Limitations and future works
Although this work has shown encouraging results and made valuable contributions in distinguishing between text originated by humans and text generated via computers, it is important to recognize that several limitations need to be addressed. These constraints emphasize the need for further investigation and advise prudence when interpreting the results. While comprehensive, the dataset used in the research may not completely include the wide range of writing styles and genres seen in human-written texts. Furthermore, the examined reviews were written in Arabic and obtained from a restricted set of venues that provide product reviews. The topic of product reviews could have had an impact on the variety of language used in the reviews. Future research should include more heterogeneous datasets, including a wider array of genres.

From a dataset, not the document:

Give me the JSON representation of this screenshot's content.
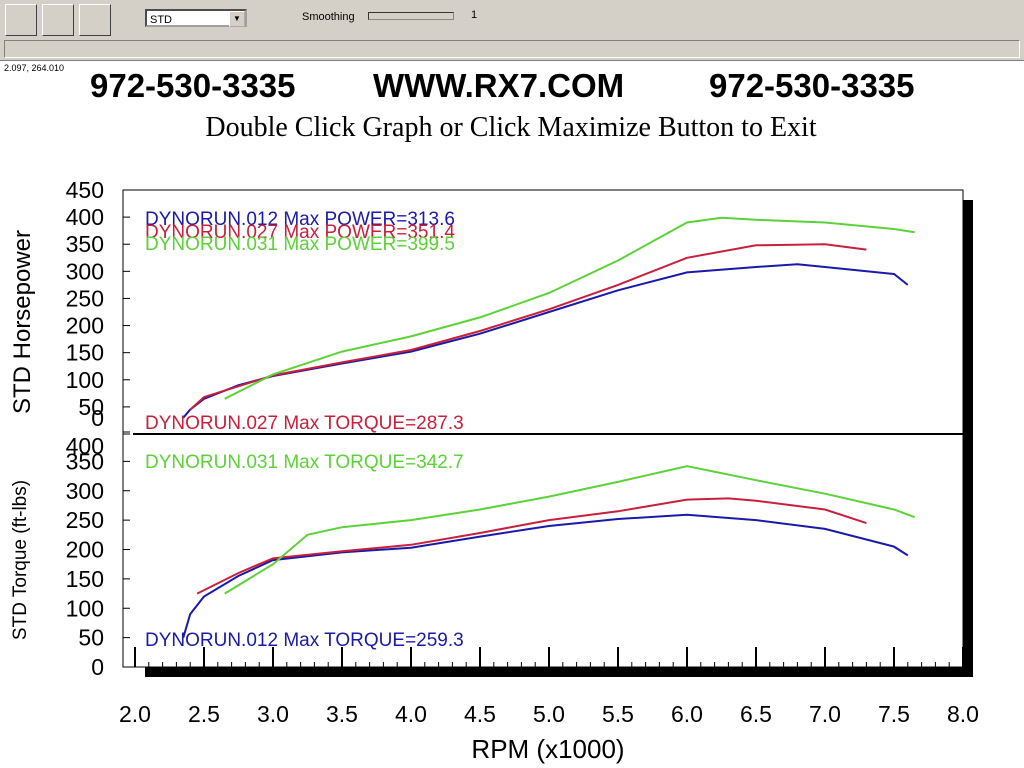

Another limitation is that the research was conducted by compiling ML, DL, EL, and TF models with limited feature engineering approaches. This may not fully include a variety of contextual factors that may be influential in detecting nuances between human and computer-generated reviews. Even though computer models might not be able to fully replicate the cultural, social, and contextual details like humans, their evolving intelligence of imitating human writings might lead to the need to develop advanced models trained on contextual content. This necessitates the compilation of increasingly sophisticated models using a range of feature engineering techniques, such as LLMs word embeddings, and distinctive textual features.
Conclusions
The spread of fraudulent reviews has escalated in recent times owing to the enhanced accessibility and cost-effectiveness facilitated by advancements in LLMs such as ChatGPT. This study focus specifically on online Arabic reviews, where the intricacies of the Arabic language pose unique challenges for analysis. The study investigated ML, DL, TF, and an ensemble learning approach to develop a model capable of distinguishing between human-authored text and computer-generated text, such as that produced by ChatGPT. Additionally, the study explored linguistic disparities between human and GPT-generated text across three word use categories: POS, emotions, and linguistics. The findings highlight the efficacy of leveraging a combination of hybrid ensemble LR and CNN models for detecting human and computer-generated reviews, achieving an accuracy of 89.75%, which is comparable to the performance of the transformer-based model AraBERT, which achieves an accuracy of 90.0%. This demonstrates the potential of ensemble learning methods as a robust alternative to TF models in the context of Arabic text analysis.
Moreover, the results of the textual analysis provided insights into the linguistic differences between human and computer-generated reviews in an effort to detect false online customer reviews. Human reviews used more conjunctions, adverbs, hedges, intensifiers, and emotional words, whereas computer-generated reviews contained higher frequencies of nouns, proper nouns, verbs, adjectives, and assurances, with a notable increase in expressions of disgust. The study could serve as a benchmark for academics developing models to detect fraudulent reviews using advanced ML, DL, and EL approaches. Future research should refine EL techniques, such as stacking methods, and employ transformer-based models, exploring additional linguistic and contextual features to enhance the accuracy and reliability of fake review detection systems in real-world applications.